Red Food: Pink Grapefruit continued...
Benefits: "You want to go for color when you choose grapefruit, because pink grapefruit has higher levels of antioxidants, such as vitamin C," Busch says. "It's also a good source of pectin, which helps lower cholesterol." Bhimu Patil, PhD, the director of the Vegetable and Fruit Improvement Center and an associate professor of horticultural sciences at Texas A&M University in College Station, agrees. "If the choice is between red and white grapefruit, go red because pink or red grapefruit is rich in lycopene and white grapefruit is not," he says.
Get more by: Having half of a grapefruit or glass of pink grapefruit juice with your breakfast. Just be sure to check with your doctor if you're on medication -- grapefruit juice does interfere with some drugs. Another option? "Put grapefruit sections in salads," Busch suggests. "There are lots of jarred or canned grapefruit sections that are really tasty."
Red Food: Red Pepper
In season: Available year-round
Benefits: "Red pepper is a phenomenal source of vitamin A, which helps with skin, bones, and teeth. And most people don’t realize that they have as much vitamin C as an orange," says Busch.

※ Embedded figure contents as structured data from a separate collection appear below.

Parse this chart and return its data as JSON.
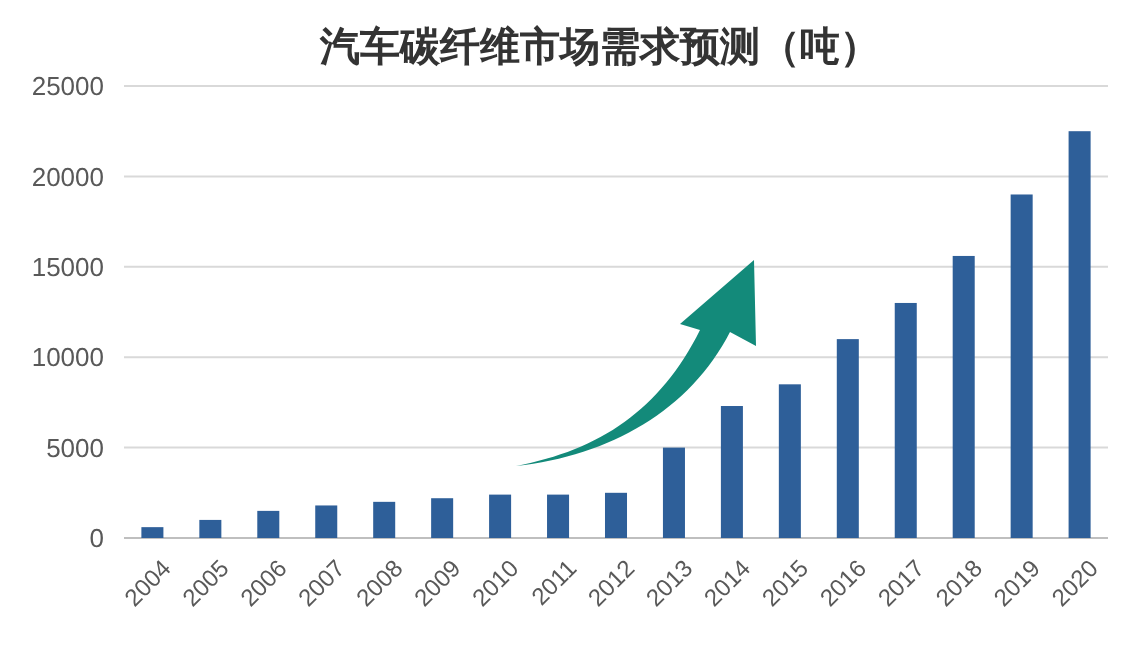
{
  "chart_data": {
    "type": "bar",
    "title": "汽车碳纤维市场需求预测（吨）",
    "categories": [
      "2004",
      "2005",
      "2006",
      "2007",
      "2008",
      "2009",
      "2010",
      "2011",
      "2012",
      "2013",
      "2014",
      "2015",
      "2016",
      "2017",
      "2018",
      "2019",
      "2020"
    ],
    "series": [
      {
        "color": "#2e5f99",
        "values": [
          600,
          1000,
          1500,
          1800,
          2000,
          2200,
          2400,
          2400,
          2500,
          5000,
          7300,
          8500,
          11000,
          13000,
          15600,
          19000,
          22500
        ]
      }
    ],
    "ylim": [
      0,
      25000
    ],
    "yticks": [
      0,
      5000,
      10000,
      15000,
      20000,
      25000
    ],
    "grid": "y"
  }
}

Get more by: "Dice it and add to salads, soups, and casseroles," Busch suggests.
Red Food: Beets
In season: June through October, but available year-round
Benefits: A root vegetable, "beets are rich in folate, lycopene, and anthocyanins," Pappo says.
Another powerful antioxidant, anthocyanins "are not just present in red foods, but also blue and purple foods as red and blue makes purple."
Get more by: Adding some beets to add color to plates as a side dish or in salads, soup, or stew.
Choose Foods for Every Color in Rainbow
Ask any child and he or she will tell you that the colors of the rainbow are (R)ed, (O)range, (Y)ellow, (G)reen (B)lue, (I)ndigo and (V)iolet.
There is more to a healthy diet than red foods, Pappo says. "I recommend choosing foods for every color in the rainbow," she says. "The deeper, the darker, and the richer the color, the better," she says. "Aim for nine a day, and have one from every color group."
Remember that it's always better to eat whole foods than take supplements of specific nutrients, Pappo says. "Eat your nutrients, don't pop them," she tells WebMD. "It's the combination of everything in these red foods, not just one miracle nutrient."